The ACCC has announced that it has issued a draft determination proposing to deny authorisation to 16 insurance companies to collectively agree to a cap of 20 per cent on commissions paid to car dealers who sell their add-on general and life insurance products.
UPDATE 13 March 2017: ACCC has issued a final determination denying authorisation to 16 insurance companies to agree to a cap of 20 per cent on commissions paid to car dealers who sell their add-on insurance products.
The insurers’ application was made in response to an Australian Securities and Investment Commission (ASIC) report that concluded that a significant reduction should be made in the amount of commissions paid to anyone who sells an add-on insurance product through car dealers.

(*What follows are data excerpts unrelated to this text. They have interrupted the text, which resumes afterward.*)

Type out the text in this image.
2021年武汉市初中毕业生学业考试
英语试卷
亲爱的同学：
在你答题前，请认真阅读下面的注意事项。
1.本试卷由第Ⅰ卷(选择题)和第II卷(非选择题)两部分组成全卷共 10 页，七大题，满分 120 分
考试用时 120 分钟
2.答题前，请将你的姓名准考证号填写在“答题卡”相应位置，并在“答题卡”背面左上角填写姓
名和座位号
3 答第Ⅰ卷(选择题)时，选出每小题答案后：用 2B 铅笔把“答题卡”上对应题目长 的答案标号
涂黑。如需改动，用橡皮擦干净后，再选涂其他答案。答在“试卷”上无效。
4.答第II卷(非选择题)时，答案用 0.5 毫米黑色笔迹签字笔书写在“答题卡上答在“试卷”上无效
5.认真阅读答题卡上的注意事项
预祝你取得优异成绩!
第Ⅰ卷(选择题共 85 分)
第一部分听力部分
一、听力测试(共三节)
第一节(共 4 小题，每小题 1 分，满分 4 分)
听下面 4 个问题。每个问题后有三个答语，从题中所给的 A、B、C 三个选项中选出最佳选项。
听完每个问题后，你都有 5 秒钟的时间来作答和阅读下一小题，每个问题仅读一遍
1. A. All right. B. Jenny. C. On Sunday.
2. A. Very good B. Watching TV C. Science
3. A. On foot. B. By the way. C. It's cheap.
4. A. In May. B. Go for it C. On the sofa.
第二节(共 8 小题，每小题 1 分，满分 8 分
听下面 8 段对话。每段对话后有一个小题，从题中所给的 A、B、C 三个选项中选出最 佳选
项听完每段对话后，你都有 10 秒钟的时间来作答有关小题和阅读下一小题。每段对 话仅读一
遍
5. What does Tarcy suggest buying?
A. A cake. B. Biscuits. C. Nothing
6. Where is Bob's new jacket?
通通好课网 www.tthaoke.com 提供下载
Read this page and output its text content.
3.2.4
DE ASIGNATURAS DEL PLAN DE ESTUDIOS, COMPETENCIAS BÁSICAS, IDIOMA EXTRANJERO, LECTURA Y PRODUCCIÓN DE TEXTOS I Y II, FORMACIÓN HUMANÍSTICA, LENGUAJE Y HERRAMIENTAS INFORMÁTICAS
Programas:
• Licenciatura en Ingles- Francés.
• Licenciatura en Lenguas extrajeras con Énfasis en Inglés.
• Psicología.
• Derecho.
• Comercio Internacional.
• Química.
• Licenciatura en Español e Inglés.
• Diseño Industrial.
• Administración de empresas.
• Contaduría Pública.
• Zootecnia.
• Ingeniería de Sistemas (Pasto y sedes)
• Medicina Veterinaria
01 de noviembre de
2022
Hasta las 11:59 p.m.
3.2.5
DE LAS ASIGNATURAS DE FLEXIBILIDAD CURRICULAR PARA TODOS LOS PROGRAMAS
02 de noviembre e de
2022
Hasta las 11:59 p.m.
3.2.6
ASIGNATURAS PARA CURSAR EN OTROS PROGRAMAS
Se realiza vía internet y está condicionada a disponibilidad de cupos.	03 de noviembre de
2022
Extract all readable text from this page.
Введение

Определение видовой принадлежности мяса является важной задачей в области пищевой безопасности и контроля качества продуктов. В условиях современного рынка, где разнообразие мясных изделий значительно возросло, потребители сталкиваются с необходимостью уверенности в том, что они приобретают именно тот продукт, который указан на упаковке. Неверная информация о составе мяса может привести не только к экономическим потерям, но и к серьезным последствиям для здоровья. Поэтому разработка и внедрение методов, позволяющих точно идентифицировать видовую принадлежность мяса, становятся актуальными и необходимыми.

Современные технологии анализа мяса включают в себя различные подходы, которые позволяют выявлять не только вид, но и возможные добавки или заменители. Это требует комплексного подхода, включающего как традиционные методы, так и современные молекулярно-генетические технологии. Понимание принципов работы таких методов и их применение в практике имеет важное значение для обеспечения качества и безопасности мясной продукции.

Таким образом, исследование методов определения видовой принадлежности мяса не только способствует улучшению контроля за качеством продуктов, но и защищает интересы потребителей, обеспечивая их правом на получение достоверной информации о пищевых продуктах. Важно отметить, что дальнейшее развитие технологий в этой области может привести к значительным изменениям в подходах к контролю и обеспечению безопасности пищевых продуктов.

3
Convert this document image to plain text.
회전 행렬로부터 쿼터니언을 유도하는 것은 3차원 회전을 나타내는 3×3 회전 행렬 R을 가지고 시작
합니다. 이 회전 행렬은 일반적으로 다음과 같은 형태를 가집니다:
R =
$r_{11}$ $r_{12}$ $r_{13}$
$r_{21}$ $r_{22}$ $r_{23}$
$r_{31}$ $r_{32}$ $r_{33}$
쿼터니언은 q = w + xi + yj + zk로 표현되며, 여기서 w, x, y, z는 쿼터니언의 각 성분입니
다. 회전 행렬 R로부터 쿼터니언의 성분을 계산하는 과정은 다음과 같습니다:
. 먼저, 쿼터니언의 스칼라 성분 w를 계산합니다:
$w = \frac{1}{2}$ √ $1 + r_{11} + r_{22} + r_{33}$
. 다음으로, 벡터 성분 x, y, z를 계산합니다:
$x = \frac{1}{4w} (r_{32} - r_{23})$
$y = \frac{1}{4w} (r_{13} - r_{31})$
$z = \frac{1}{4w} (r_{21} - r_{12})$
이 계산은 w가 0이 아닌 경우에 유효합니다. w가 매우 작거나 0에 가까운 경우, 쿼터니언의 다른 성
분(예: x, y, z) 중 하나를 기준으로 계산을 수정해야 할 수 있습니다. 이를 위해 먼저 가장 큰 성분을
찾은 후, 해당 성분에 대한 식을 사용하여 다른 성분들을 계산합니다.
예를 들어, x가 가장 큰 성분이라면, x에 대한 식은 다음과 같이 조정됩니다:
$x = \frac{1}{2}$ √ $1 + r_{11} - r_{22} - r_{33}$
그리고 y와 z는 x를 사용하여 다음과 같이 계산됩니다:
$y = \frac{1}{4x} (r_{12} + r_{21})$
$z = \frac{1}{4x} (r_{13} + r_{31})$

Background.
In response the ACCC says that a cap on commissions will not remove the opportunity and incentive for insurers and dealerships to sell consumers expensive, poor value products.
The ACCC concluded that the proposed cap is unlikely to result in a public benefit.
The ACCC Chairman said:
“While insurers would benefit from a cap at the expense of car dealers, this conduct is likely to lessen competition between insurers, including by creating greater opportunities for explicit or tacit collusion and greater shared knowledge between insurers of competitors’ costs.”
“The ACCC is also concerned that these arrangements, if implemented, could significantly delay the development of more effective solutions to the problems that ASIC has identified” .
The ACCC expects to release its final decision in March 2017.